North East Connected


VISITORS to Northumberland this summer can choose to spend the night in a church, a castle, a priory or even a tower – all under the same roof.

The Northumberland Arms, at Felton; a former coaching inn on the banks of the River Coquet, is once again tempting travellers after restoring and refurbishing its six en-suite bedrooms.

And, as each is named after a prominent Northumbrian building, a stay at the venue is a history tour in its own right.

Northumberland is one of the UK’s most popular holiday destinations thanks to a 30 mile-long coastline, uncrowded beaches and a packed programme of summer holiday events and music festivals.

Visitors from home and abroad are also drawn to world famous landmarks – such as Alnwick Castle, home to the Dukes of Northumberland and immortalised in the Harry Potter films.

But there are many more historic buildings, monuments and ruins besides, some of which have given their names to the Northumberland Arms bedrooms.

Brainshaugh Priory – overlooking the river and sumptuously decorated in creams and greens – takes its name from the ruined 11th century priory just a little further down the river which, once home to a nunnery, is believed to have been abandoned when the Black Death struck the county.

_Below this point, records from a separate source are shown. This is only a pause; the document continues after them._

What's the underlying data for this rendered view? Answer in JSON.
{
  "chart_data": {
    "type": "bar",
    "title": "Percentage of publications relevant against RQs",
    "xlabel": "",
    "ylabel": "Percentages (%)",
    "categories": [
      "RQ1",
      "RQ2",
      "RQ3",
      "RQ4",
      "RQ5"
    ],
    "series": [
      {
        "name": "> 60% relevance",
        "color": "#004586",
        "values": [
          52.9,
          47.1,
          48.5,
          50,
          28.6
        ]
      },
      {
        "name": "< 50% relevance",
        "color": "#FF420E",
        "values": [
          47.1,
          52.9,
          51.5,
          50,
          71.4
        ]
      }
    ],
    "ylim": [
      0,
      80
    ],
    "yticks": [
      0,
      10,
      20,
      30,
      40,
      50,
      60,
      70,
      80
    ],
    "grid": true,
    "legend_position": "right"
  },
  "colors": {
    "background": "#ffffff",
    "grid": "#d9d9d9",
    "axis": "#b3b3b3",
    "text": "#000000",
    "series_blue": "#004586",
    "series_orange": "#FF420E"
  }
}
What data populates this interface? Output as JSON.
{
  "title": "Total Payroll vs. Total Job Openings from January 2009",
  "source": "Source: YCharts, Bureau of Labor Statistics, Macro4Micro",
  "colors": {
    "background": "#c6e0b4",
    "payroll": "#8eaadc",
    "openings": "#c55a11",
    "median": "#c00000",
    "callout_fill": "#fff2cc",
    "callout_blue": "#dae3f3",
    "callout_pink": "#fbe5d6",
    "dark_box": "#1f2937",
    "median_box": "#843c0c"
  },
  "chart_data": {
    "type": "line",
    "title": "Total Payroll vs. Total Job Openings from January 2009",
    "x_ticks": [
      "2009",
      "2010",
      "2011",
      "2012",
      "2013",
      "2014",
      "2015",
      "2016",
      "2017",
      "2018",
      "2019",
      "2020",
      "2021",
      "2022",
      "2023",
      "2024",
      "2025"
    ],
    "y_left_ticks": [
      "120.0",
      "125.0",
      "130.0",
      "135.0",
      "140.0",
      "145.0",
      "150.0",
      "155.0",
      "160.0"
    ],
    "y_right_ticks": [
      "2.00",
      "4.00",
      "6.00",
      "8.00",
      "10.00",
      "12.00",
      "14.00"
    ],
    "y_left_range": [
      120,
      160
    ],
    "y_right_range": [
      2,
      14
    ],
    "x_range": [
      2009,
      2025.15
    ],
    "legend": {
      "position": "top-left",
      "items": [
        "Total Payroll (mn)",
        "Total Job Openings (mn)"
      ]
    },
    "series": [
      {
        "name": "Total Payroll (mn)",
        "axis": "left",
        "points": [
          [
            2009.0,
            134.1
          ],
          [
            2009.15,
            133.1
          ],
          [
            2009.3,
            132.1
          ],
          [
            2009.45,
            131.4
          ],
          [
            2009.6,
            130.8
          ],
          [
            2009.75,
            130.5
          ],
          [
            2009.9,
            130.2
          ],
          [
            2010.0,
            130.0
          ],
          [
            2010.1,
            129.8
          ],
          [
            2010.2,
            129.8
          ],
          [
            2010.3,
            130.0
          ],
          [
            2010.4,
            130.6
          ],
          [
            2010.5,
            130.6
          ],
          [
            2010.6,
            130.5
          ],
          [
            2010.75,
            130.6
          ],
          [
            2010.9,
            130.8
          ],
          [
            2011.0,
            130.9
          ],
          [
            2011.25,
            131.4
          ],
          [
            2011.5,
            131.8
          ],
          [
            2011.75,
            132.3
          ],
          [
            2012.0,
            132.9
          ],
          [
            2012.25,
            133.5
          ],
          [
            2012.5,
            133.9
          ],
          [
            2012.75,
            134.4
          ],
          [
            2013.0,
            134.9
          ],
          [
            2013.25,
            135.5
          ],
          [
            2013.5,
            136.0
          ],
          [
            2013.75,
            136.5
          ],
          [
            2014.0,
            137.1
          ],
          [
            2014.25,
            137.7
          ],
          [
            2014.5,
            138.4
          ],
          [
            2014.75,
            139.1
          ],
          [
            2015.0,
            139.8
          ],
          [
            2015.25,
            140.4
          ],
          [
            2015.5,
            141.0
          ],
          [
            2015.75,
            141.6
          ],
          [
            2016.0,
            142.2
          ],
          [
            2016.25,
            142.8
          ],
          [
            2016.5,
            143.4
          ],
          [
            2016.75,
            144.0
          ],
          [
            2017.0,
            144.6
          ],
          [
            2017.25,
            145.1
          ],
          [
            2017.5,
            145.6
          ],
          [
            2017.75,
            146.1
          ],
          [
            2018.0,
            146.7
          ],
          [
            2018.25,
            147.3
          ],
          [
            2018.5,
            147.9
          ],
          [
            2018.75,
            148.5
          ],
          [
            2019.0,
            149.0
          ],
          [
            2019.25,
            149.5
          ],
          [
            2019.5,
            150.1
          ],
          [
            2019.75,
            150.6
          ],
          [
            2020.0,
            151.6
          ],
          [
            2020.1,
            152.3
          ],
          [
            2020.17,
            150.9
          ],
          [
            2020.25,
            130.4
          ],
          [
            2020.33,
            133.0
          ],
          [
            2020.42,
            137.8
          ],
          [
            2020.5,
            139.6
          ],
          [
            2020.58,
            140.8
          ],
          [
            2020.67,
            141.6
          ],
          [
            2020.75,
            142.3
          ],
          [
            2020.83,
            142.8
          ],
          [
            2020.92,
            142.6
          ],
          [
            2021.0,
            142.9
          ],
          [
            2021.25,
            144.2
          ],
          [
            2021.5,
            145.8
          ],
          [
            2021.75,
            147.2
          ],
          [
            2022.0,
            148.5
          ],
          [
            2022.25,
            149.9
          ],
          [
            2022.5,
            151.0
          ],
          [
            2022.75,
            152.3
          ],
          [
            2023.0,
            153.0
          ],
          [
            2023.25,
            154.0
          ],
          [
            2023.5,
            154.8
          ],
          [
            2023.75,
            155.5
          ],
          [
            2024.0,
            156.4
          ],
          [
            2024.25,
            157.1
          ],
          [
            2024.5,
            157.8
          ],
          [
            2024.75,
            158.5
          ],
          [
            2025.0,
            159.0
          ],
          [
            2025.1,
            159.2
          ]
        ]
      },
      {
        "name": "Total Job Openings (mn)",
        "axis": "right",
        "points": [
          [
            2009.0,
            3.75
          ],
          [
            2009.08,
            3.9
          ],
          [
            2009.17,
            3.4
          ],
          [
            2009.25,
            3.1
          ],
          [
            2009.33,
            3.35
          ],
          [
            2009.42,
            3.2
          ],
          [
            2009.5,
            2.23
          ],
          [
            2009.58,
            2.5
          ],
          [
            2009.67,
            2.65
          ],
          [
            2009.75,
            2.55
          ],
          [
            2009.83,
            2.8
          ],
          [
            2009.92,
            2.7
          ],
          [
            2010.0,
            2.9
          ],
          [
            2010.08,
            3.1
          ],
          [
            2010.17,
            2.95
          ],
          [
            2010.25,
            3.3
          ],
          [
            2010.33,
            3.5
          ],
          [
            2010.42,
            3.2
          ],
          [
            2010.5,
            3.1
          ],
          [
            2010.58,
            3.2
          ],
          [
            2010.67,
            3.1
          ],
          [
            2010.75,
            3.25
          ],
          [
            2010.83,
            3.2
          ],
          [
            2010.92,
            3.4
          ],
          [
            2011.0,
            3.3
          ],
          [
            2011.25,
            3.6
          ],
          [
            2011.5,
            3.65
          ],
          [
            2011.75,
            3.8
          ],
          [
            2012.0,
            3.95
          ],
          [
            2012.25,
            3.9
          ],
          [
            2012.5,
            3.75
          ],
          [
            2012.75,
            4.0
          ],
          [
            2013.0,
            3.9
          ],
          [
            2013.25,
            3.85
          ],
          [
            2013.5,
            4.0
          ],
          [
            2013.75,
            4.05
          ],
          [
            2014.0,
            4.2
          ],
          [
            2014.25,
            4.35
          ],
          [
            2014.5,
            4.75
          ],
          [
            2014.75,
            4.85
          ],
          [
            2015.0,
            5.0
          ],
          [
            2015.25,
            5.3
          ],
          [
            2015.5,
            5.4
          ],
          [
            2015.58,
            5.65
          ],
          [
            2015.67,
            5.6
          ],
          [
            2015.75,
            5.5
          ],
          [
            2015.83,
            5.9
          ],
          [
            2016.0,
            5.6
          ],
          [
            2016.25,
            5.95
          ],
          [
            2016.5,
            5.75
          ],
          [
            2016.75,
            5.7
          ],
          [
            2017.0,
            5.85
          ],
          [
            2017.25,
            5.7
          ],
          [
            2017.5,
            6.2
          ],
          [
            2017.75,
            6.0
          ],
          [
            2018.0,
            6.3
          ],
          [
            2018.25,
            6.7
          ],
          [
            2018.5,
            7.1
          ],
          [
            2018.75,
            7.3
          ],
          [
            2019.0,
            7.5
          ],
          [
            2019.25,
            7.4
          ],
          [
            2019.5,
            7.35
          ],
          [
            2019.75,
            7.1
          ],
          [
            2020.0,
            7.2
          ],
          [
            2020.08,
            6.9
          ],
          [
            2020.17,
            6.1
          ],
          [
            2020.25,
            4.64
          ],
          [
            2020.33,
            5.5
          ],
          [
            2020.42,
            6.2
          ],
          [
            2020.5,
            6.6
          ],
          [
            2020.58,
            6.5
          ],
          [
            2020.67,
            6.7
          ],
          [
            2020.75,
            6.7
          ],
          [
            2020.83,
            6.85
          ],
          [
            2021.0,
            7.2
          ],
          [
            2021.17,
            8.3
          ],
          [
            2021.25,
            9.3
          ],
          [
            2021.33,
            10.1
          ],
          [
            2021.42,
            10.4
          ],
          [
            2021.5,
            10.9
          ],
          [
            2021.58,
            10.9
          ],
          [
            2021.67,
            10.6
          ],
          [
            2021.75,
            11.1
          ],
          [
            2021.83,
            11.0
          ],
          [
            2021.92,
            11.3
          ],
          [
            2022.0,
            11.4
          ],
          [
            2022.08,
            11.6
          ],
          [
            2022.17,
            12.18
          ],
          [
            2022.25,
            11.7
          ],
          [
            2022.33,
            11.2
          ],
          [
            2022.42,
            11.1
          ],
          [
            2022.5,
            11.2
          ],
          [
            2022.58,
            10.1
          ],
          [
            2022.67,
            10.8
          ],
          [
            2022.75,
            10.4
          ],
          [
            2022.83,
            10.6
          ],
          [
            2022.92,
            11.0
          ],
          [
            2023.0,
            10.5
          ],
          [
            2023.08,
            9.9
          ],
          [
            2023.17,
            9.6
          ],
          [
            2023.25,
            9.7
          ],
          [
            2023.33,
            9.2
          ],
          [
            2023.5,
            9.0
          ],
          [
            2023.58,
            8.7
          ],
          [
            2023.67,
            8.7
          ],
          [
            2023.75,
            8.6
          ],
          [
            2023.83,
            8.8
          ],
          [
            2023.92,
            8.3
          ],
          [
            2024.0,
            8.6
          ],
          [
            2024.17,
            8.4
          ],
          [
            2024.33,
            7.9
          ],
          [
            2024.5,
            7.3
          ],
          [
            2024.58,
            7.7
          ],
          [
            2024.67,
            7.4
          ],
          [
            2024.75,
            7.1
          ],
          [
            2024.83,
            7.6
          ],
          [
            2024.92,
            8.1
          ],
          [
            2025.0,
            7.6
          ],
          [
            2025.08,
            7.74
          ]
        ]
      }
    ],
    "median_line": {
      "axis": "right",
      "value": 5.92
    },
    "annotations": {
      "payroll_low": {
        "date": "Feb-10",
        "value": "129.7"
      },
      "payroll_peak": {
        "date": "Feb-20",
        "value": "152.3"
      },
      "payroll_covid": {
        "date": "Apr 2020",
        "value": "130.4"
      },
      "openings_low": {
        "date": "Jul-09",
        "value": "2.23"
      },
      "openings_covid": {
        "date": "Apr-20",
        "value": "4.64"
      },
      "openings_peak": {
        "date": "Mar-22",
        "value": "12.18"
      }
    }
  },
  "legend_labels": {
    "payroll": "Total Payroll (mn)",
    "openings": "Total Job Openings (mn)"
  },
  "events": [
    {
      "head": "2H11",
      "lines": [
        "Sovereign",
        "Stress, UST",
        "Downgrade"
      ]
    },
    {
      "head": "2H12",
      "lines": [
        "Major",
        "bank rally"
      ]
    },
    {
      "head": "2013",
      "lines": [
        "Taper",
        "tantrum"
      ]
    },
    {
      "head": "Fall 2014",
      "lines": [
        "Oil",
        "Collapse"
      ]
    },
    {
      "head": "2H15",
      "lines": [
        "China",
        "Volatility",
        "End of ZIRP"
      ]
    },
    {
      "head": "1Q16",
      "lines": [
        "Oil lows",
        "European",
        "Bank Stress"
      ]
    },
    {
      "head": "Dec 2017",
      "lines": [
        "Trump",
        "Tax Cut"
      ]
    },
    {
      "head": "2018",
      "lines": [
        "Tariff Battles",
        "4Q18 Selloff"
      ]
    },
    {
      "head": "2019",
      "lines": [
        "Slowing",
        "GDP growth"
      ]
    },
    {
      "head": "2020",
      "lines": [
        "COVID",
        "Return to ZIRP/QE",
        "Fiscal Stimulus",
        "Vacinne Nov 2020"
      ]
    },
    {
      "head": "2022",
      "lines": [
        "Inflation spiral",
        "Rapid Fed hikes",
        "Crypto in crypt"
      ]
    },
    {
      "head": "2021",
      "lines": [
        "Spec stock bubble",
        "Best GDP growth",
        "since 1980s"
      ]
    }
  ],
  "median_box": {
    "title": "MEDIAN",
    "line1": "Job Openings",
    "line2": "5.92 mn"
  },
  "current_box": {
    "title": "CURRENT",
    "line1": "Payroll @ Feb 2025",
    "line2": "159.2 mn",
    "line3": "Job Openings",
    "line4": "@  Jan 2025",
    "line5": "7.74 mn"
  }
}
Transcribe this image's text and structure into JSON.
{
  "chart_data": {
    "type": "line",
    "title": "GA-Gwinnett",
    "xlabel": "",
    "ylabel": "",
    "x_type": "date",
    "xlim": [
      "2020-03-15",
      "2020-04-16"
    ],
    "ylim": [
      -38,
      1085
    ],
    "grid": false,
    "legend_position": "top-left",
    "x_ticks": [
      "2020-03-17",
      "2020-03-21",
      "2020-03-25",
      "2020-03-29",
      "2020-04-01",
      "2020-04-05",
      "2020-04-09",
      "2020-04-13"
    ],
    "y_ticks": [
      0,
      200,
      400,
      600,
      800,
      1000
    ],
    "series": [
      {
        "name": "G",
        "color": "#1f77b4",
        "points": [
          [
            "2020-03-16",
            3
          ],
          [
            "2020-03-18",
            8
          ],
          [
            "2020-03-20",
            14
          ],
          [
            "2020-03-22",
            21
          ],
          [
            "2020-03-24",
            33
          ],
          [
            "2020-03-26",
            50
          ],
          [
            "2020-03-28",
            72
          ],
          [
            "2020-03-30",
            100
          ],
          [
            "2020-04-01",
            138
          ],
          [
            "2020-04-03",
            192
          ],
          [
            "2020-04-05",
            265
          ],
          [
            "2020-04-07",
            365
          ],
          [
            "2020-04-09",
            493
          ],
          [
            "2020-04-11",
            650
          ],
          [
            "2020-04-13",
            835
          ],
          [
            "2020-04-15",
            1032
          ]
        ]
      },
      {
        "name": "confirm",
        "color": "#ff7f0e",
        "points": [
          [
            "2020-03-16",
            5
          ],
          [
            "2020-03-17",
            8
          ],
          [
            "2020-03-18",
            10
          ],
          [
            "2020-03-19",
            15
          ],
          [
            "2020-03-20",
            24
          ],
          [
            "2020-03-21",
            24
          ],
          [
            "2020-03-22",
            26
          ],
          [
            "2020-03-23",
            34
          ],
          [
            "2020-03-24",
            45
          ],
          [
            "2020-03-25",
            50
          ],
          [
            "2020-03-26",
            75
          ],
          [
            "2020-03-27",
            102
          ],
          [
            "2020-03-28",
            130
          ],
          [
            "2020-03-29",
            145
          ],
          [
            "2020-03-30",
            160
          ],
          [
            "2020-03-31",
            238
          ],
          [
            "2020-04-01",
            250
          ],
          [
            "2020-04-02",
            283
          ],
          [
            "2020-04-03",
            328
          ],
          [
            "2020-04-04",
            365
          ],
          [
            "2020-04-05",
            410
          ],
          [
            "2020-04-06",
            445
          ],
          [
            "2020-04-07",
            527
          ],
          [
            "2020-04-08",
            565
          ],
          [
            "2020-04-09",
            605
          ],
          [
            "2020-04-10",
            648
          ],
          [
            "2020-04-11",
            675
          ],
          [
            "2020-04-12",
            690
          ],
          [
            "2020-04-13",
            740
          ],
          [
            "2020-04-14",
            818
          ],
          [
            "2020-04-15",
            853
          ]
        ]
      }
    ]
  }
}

St Michaels Church – a quiet room on the west side of the building overlooking historic woodland – is named after the neighbouring 13th century church of St Michael and All Angels.

While Bockenfield Market, an opulent, romantic room with a large walk-in shower – references just that; a market held in a nearby a Northumbrian tradition which dates back centuries.

And, to the rear of the building with views to the woodland and overlooking the roof terrace, is New Moor Tower – decorated in grey and caramel with a beamed, vaulted ceiling, chaise longues and a free-standing bath tub.

It takes its name from the ruins of a medieval tower house of the late 14th or 15th century, situated in a valley bottom beside the Swarland Burn.

Thirston House is named after one of Felton’s most opulent mansions, which, built in 1820 to the design of famous North East architect John Dobson, is still one of the county’s finest private homes and Eshot Castle is a typical example of a moated, fortified Northumbrian strongholding.

Thirston has a fly fishing theme and features a large bathroom with a free-standing oval Victoria & Albert™ bathtub while Eshot is the largest of the venue’s bedrooms.

All rooms offer flat screen TVs with Freeview, a range of tea and coffee from local merchants Ringtons, super king size bed, towelling robes, spring water and toiletries from the prestigious White Company range.

The Northumberland Arms, under its present owners the Northumberland Pub Co, has earned an unrivalled reputation for its food menus which, allied with its superb overnight accommodation, make it a superb choice for anyone visiting the county.

Rooms at The Northumberland Arms cost from £155 per night, including breakfast,  with a surcharge of £15 per dog – maximum two dogs – per night for those booking of Eshot and Thirston.